# Thanx Roland



## GouRonin (Aug 30, 2002)

Roland went down to see Vlad with me this week. Now Vlad has the week off because his wife just had a baby but we still went to keep working.

Some great crazy knife work we got to do. 2 men with knives attacking you while you're unarmed. Fun. Then we took it to the ground. 2 unarmed men attacking an armed man.

One thing I enjoyed was the lack of use of pre-arranged techniques. The flow was spontanious.


----------



## arnisador (Aug 30, 2002)

> _Originally posted by GouRonin _
> 
> *Some great crazy knife work we got to do. 2 men with knives attacking you while you're unarmed. *



Give us an idea of how you were directed to respond!


----------



## Jay Bell (Aug 30, 2002)

"Don't die"


----------



## GouRonin (Aug 30, 2002)

> _Originally posted by Jay Bell _
> *"Don't die"  *



I see you've been there.

Ha ha ha!

Anyway, that was about it. Accept that you will get cut but move naturally using the concepts talked about.

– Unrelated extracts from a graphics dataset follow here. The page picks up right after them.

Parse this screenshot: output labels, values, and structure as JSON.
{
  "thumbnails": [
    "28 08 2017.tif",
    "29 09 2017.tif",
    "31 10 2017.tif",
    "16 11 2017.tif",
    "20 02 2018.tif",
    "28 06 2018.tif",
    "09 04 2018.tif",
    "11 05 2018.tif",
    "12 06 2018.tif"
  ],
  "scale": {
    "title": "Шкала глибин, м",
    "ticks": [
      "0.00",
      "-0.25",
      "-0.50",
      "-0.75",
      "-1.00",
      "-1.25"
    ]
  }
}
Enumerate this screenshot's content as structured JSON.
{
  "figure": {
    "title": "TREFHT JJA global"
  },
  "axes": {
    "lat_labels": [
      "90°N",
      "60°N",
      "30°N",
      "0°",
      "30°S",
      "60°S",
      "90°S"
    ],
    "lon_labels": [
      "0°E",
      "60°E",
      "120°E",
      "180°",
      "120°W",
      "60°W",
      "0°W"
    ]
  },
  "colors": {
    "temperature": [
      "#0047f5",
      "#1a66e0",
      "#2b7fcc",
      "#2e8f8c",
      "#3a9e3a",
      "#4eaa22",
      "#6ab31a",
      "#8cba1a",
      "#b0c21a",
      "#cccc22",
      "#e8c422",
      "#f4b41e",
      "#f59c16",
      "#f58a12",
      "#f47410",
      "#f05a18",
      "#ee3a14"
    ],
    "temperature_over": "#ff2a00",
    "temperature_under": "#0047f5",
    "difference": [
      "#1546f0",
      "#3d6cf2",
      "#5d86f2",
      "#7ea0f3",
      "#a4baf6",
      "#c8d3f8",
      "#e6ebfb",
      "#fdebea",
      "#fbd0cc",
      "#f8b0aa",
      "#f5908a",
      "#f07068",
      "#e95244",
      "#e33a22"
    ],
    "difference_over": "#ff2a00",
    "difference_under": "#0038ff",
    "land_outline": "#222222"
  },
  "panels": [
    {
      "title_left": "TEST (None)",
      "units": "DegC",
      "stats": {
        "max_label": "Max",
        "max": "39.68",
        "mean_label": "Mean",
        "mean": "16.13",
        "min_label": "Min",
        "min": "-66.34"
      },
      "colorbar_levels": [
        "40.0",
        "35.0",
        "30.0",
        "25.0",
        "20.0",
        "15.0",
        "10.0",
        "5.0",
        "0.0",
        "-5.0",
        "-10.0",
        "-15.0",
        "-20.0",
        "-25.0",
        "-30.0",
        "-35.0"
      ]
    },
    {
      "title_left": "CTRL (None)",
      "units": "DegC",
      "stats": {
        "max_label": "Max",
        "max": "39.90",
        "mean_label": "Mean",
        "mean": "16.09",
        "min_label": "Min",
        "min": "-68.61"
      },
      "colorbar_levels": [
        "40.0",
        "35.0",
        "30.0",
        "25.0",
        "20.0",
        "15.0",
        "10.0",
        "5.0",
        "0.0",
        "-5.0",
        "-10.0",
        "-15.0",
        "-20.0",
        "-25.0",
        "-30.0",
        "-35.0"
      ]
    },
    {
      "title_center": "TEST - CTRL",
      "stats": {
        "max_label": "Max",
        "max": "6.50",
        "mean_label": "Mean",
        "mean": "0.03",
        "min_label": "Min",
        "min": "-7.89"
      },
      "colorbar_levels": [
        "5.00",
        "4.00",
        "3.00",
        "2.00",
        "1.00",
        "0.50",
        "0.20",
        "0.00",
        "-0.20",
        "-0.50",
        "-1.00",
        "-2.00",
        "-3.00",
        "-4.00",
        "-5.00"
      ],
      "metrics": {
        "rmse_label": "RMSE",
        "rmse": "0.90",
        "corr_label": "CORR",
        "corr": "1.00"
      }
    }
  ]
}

In fact at one point I was moving ok then it seemed like all the heavens came into alignment and I looked down and saw a disarm that Renegade :erg: once taught me to I did it and it flowed so nicely that the knife shot out of the attacker's hand and stabbed the guy beside him trying to attack me.

If I had been looking for that disarm I never would have seen it.


----------



## Klondike93 (Aug 31, 2002)

> _Originally posted by Jay Bell _
> 
> *"Don't die"  *




Hmmm, I got the same answer from my instructor  :rofl: 



:asian:


----------



## GouRonin (Aug 31, 2002)

There is only _"die"_ and _"don't die"_. There is no inbetween.

Except if you're dating my ex-girlfriend. Then it's a slow lingering death that never quite comes but you're not really living either.

But I'm not bitter...
:iws:


----------



## Roland (Sep 2, 2002)

..is how the instructor was explaining it to us.
Martin Wheeler pretty much said the same thing while working with him this past weekend too.

Gou, you are welcome, but it was totally my pleasure.


----------